We take a closer look at the words and phrases that are trending online and in the media. This week: ‘shutdown’.


This week’s Word of the Week is an ode to Skepta – and to his never more topical grime song, Shutdown. Why? The US government shutdown has hit its fifth week and gained the status as the longest in US history. ‘Shutdown 2019’ has quickly become a ‘breakout’ term on Google Trends and a buzzword on Twitter.

This all comes as President Trump marks his two-year anniversary in office, and while he spends his days tweeting, pouting and stamping his feet, families of state workers – who have gone without a month of wages – are struggling to make ends meet.
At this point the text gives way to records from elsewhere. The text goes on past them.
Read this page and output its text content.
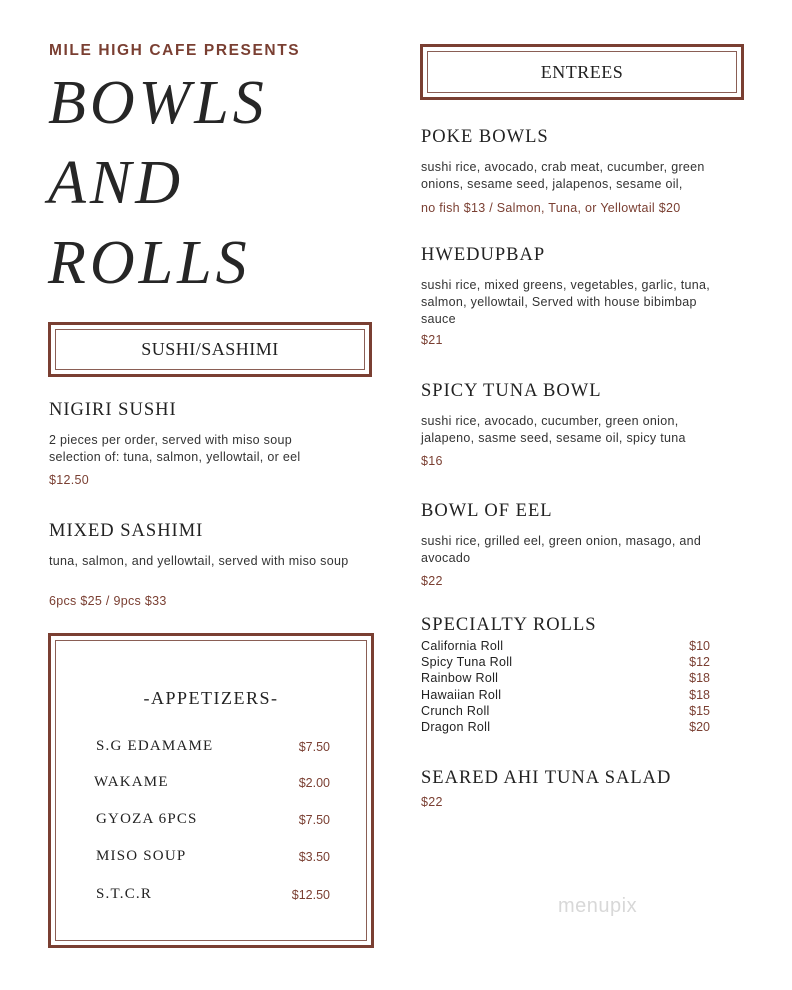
MILE HIGH CAFE PRESENTS
BOWLS
AND
ROLLS
SUSHI/SASHIMI
NIGIRI SUSHI
2 pieces per order, served with miso soup
selection of: tuna, salmon, yellowtail, or eel
$12.50
MIXED SASHIMI
tuna, salmon, and yellowtail, served with miso soup
6pcs $25 / 9pcs $33
-APPETIZERS-
S.G EDAMAME	$7.50
WAKAME	$2.00
GYOZA 6PCS	$7.50
MISO SOUP	$3.50
S.T.C.R	$12.50
ENTREES
POKE BOWLS
sushi rice, avocado, crab meat, cucumber, green
onions, sesame seed, jalapenos, sesame oil,
no fish $13 / Salmon, Tuna, or Yellowtail $20
HWEDUPBAP
sushi rice, mixed greens, vegetables, garlic, tuna,
salmon, yellowtail, Served with house bibimbap
sauce
$21
SPICY TUNA BOWL
sushi rice, avocado, cucumber, green onion,
jalapeno, sasme seed, sesame oil, spicy tuna
$16
BOWL OF EEL
sushi rice, grilled eel, green onion, masago, and
avocado
$22
SPECIALTY ROLLS
California Roll	$10
Spicy Tuna Roll	$12
Rainbow Roll	$18
Hawaiian Roll	$18
Crunch Roll	$15
Dragon Roll	$20
SEARED AHI TUNA SALAD
$22
menupix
And all because Trumpy’s not allowed to build his $33 billion wall.

Hard Times

‘Shutdown’ as a noun was first used in 1888 and is defined as: ‘the act of closing a factory or business or stopping a large machine from working, either temporarily or permanently’. The majority of definitions scattered across the internet emphasise the word’s connection to factories – a likely nod to its conception late in the Industrial Revolution.

And what does the Industrial Revolution bring to mind? Dickensian squalor, pollution and gruelling capitalism at its finest, which is interesting as, after all, isn’t Trump (and his pal Kanye) on a mission to lead a manufacturing resurgence in America?

Other definitions point to ‘shutdown’ as simply meaning: ‘the turning off of a computer system’. With the US government at a stalemate, has anyone tried turning it off and on again?

In its verb form, the word ‘shutdown’ has a more sinister meaning: ‘of fog – to descend and envelope’. Perhaps a fitting definition considering federal workers in the US are relying on food banks and coupons.

As the verb suggests, this shutdown, and its now historic linguistic relation to Trump, is beginning to disperse a cloud of thick, black, enveloping, smelly Dickensian fog over America – and President Trump’s ever-waning legitimacy. In the wise words of Skepta, “boy better know when it’s shutdown”.